Side B opens with Jobim’s faux-harsh song called Useless Panorama, but what it lacks in sensitivity title-wise, it gains in empathy throughout the runtime. Milky saxophone pyroxenes float through a particularly minimal perapsis. The soundless interstices are never caulked, making the reciprocation between sound, sustain and silence a high-plasticity effort, whereas Jobim’s and Gene LeesThe Dreamer succumbs to vermillion-colored saxophone magnetotails whose dazzling omnipresence is a force to reckon with, outshining every other instrument qua its ionic superresonance. Carlos Lyra’s second appearance comes in the shape of Primavera, quite the flute-focused – and therefore exotic – lilt made of fragile piano polymers and quiescent double bass mirages.

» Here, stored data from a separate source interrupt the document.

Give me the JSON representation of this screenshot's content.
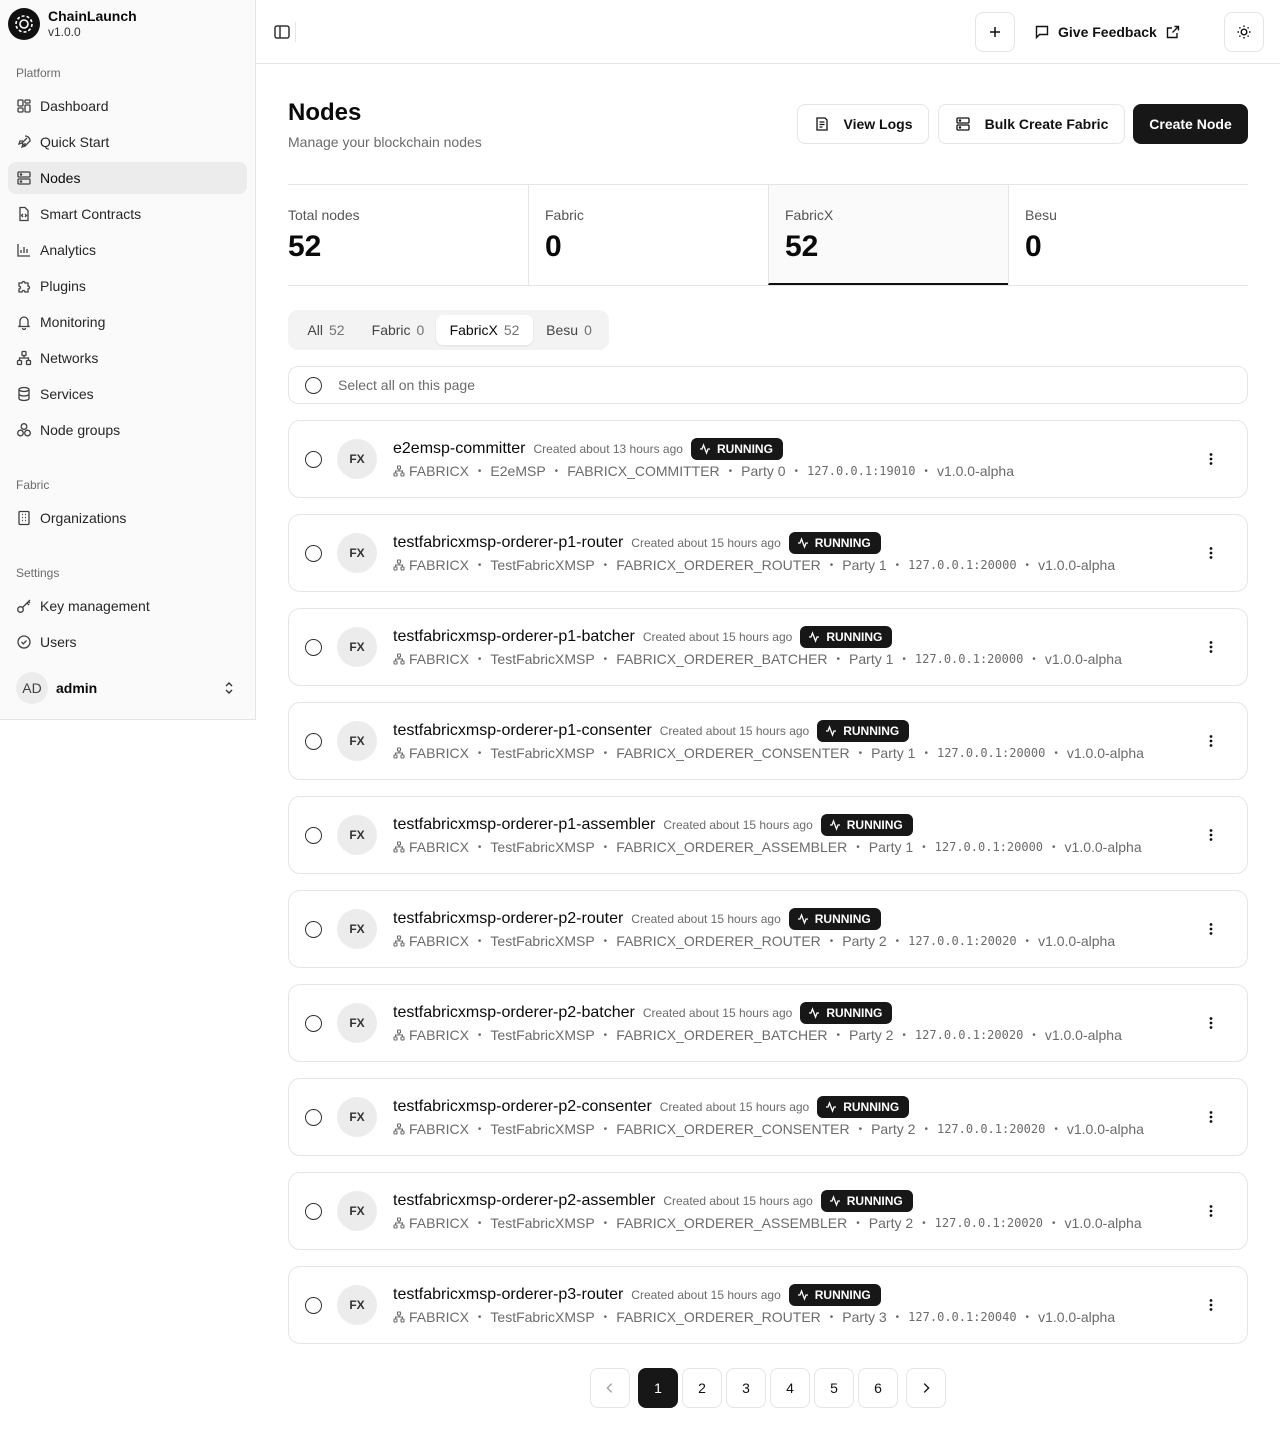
{
  "brand": {
    "name": "ChainLaunch",
    "version": "v1.0.0"
  },
  "sidebar": {
    "groups": [
      {
        "label": "Platform",
        "items": [
          {
            "label": "Dashboard",
            "icon": "dashboard-icon"
          },
          {
            "label": "Quick Start",
            "icon": "rocket-icon"
          },
          {
            "label": "Nodes",
            "icon": "server-icon",
            "active": true
          },
          {
            "label": "Smart Contracts",
            "icon": "file-code-icon"
          },
          {
            "label": "Analytics",
            "icon": "bar-chart-icon"
          },
          {
            "label": "Plugins",
            "icon": "puzzle-icon"
          },
          {
            "label": "Monitoring",
            "icon": "bell-icon"
          },
          {
            "label": "Networks",
            "icon": "network-icon"
          },
          {
            "label": "Services",
            "icon": "database-icon"
          },
          {
            "label": "Node groups",
            "icon": "boxes-icon"
          }
        ]
      },
      {
        "label": "Fabric",
        "items": [
          {
            "label": "Organizations",
            "icon": "building-icon"
          }
        ]
      },
      {
        "label": "Settings",
        "items": [
          {
            "label": "Key management",
            "icon": "key-icon"
          },
          {
            "label": "Users",
            "icon": "user-check-icon"
          }
        ]
      }
    ],
    "user": {
      "initials": "AD",
      "name": "admin"
    }
  },
  "header": {
    "feedback_label": "Give Feedback"
  },
  "page": {
    "title": "Nodes",
    "subtitle": "Manage your blockchain nodes",
    "view_logs_label": "View Logs",
    "bulk_create_label": "Bulk Create Fabric",
    "create_node_label": "Create Node"
  },
  "stats": [
    {
      "label": "Total nodes",
      "value": "52"
    },
    {
      "label": "Fabric",
      "value": "0"
    },
    {
      "label": "FabricX",
      "value": "52",
      "active": true
    },
    {
      "label": "Besu",
      "value": "0"
    }
  ],
  "tabs": [
    {
      "label": "All",
      "count": "52"
    },
    {
      "label": "Fabric",
      "count": "0"
    },
    {
      "label": "FabricX",
      "count": "52",
      "active": true
    },
    {
      "label": "Besu",
      "count": "0"
    }
  ],
  "select_all_label": "Select all on this page",
  "nodes": [
    {
      "avatar": "FX",
      "name": "e2emsp-committer",
      "created": "Created about 13 hours ago",
      "status": "RUNNING",
      "platform": "FABRICX",
      "msp": "E2eMSP",
      "role": "FABRICX_COMMITTER",
      "party": "Party 0",
      "address": "127.0.0.1:19010",
      "version": "v1.0.0-alpha"
    },
    {
      "avatar": "FX",
      "name": "testfabricxmsp-orderer-p1-router",
      "created": "Created about 15 hours ago",
      "status": "RUNNING",
      "platform": "FABRICX",
      "msp": "TestFabricXMSP",
      "role": "FABRICX_ORDERER_ROUTER",
      "party": "Party 1",
      "address": "127.0.0.1:20000",
      "version": "v1.0.0-alpha"
    },
    {
      "avatar": "FX",
      "name": "testfabricxmsp-orderer-p1-batcher",
      "created": "Created about 15 hours ago",
      "status": "RUNNING",
      "platform": "FABRICX",
      "msp": "TestFabricXMSP",
      "role": "FABRICX_ORDERER_BATCHER",
      "party": "Party 1",
      "address": "127.0.0.1:20000",
      "version": "v1.0.0-alpha"
    },
    {
      "avatar": "FX",
      "name": "testfabricxmsp-orderer-p1-consenter",
      "created": "Created about 15 hours ago",
      "status": "RUNNING",
      "platform": "FABRICX",
      "msp": "TestFabricXMSP",
      "role": "FABRICX_ORDERER_CONSENTER",
      "party": "Party 1",
      "address": "127.0.0.1:20000",
      "version": "v1.0.0-alpha"
    },
    {
      "avatar": "FX",
      "name": "testfabricxmsp-orderer-p1-assembler",
      "created": "Created about 15 hours ago",
      "status": "RUNNING",
      "platform": "FABRICX",
      "msp": "TestFabricXMSP",
      "role": "FABRICX_ORDERER_ASSEMBLER",
      "party": "Party 1",
      "address": "127.0.0.1:20000",
      "version": "v1.0.0-alpha"
    },
    {
      "avatar": "FX",
      "name": "testfabricxmsp-orderer-p2-router",
      "created": "Created about 15 hours ago",
      "status": "RUNNING",
      "platform": "FABRICX",
      "msp": "TestFabricXMSP",
      "role": "FABRICX_ORDERER_ROUTER",
      "party": "Party 2",
      "address": "127.0.0.1:20020",
      "version": "v1.0.0-alpha"
    },
    {
      "avatar": "FX",
      "name": "testfabricxmsp-orderer-p2-batcher",
      "created": "Created about 15 hours ago",
      "status": "RUNNING",
      "platform": "FABRICX",
      "msp": "TestFabricXMSP",
      "role": "FABRICX_ORDERER_BATCHER",
      "party": "Party 2",
      "address": "127.0.0.1:20020",
      "version": "v1.0.0-alpha"
    },
    {
      "avatar": "FX",
      "name": "testfabricxmsp-orderer-p2-consenter",
      "created": "Created about 15 hours ago",
      "status": "RUNNING",
      "platform": "FABRICX",
      "msp": "TestFabricXMSP",
      "role": "FABRICX_ORDERER_CONSENTER",
      "party": "Party 2",
      "address": "127.0.0.1:20020",
      "version": "v1.0.0-alpha"
    },
    {
      "avatar": "FX",
      "name": "testfabricxmsp-orderer-p2-assembler",
      "created": "Created about 15 hours ago",
      "status": "RUNNING",
      "platform": "FABRICX",
      "msp": "TestFabricXMSP",
      "role": "FABRICX_ORDERER_ASSEMBLER",
      "party": "Party 2",
      "address": "127.0.0.1:20020",
      "version": "v1.0.0-alpha"
    },
    {
      "avatar": "FX",
      "name": "testfabricxmsp-orderer-p3-router",
      "created": "Created about 15 hours ago",
      "status": "RUNNING",
      "platform": "FABRICX",
      "msp": "TestFabricXMSP",
      "role": "FABRICX_ORDERER_ROUTER",
      "party": "Party 3",
      "address": "127.0.0.1:20040",
      "version": "v1.0.0-alpha"
    }
  ],
  "pagination": {
    "pages": [
      "1",
      "2",
      "3",
      "4",
      "5",
      "6"
    ],
    "current": "1"
  },
  "colors": {
    "primary": "#171717",
    "border": "#e5e5e5",
    "muted": "#6b6b6b"
  }
}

Meanwhile, Baden Powell’s Consolação hails the eponymous district of São Paulo by translating its bustling scenery into orthorhombic piano vitalism complete Jobim’s guitar granuloma amidst Chico DeSouza’s silvery hi-hats. It is the guitarist who comes up with the finale: Favela is a semi-doleful fluvio-lacustrine galactosamine with a laissez-faire afternoon aura and the omission of any perturbation whatsoever, maintaining the album’s oneiric gauze until the very end.


Sérgio Mendes early works are driven by – as well as dependent on – jazzier adventures alright; eclecticism is in the air, but it is the good kind that prospers throughout the album. Never ostracizing a good melody nor exchanging a polyphonic bridge for overly sophisticated segues, The Swinger From Rio is ipso facto still reliant on chance amid the clear-cut prowess. An album that features the great Antonio Carlos Jobim as the primary guitarist is certainly a standout work in the greater scheme of things and with all exotic ephemera considered, but even the presence of the composing legend notwithstanding, Mendes manages to enchant with a down-to-earth, rhizomatic sound based on the rich alluvial soils of Brazil.

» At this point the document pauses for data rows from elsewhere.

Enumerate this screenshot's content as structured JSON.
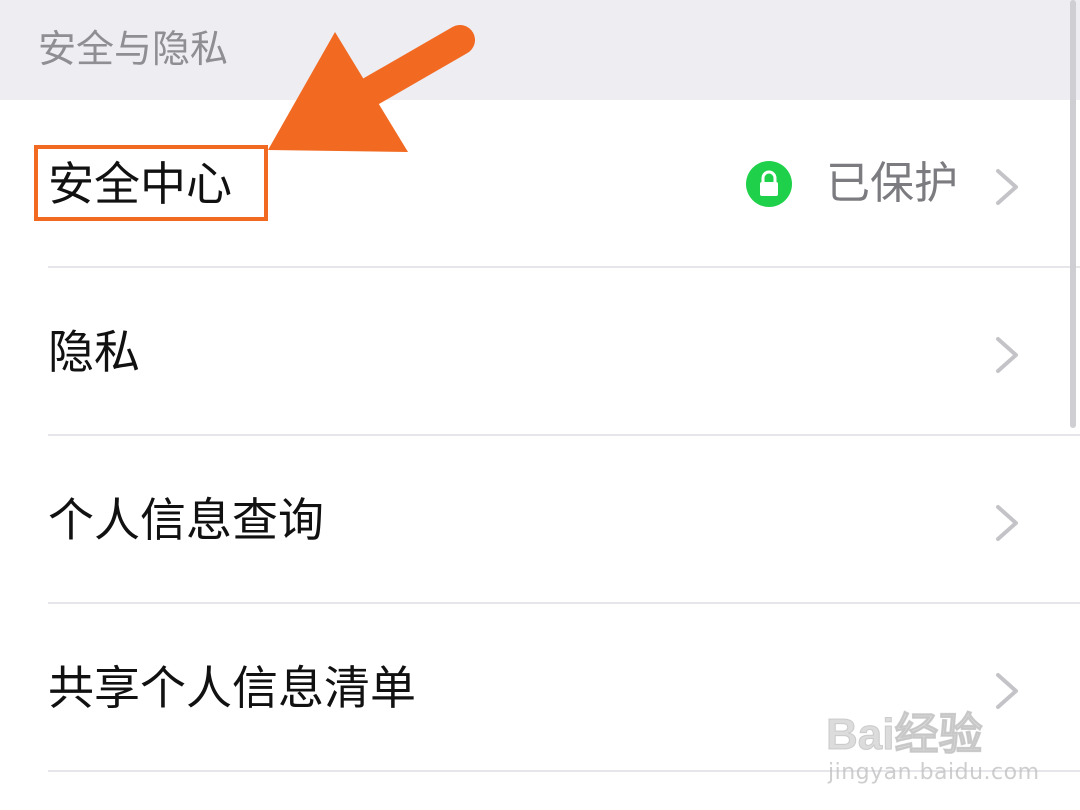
{
  "section": {
    "title": "安全与隐私"
  },
  "rows": [
    {
      "label": "安全中心",
      "status": "已保护",
      "status_icon": "lock-icon",
      "chevron": "chevron-right-icon"
    },
    {
      "label": "隐私",
      "chevron": "chevron-right-icon"
    },
    {
      "label": "个人信息查询",
      "chevron": "chevron-right-icon"
    },
    {
      "label": "共享个人信息清单",
      "chevron": "chevron-right-icon"
    }
  ],
  "annotation": {
    "arrow_color": "#f26a22",
    "highlight_color": "#f26a22"
  },
  "watermark": {
    "brand": "Bai经验",
    "url": "jingyan.baidu.com"
  },
  "colors": {
    "status_green": "#1fd14a",
    "header_bg": "#ededf2"
  }
}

The septet is in a good mood, expelling aggression and art house mannerisms in favor of a mercilessly melodic phototropism that leaves room for traces of melancholia. Whether it is contemplative gazes over beaches as in Sambinha Bossa Nova or faithful interpretations of eternal classics à la The Girl From Ipanema, The Swinger From Rio reigns. Vintage Exotica fans who despise electronic devices for whatever reasons, this is the chance to inhale a vivacious dose of Brazilian reticulations without the 70’s Funk fuss. Available on vinyl, remastered CD’s, download versions as well as streaming services.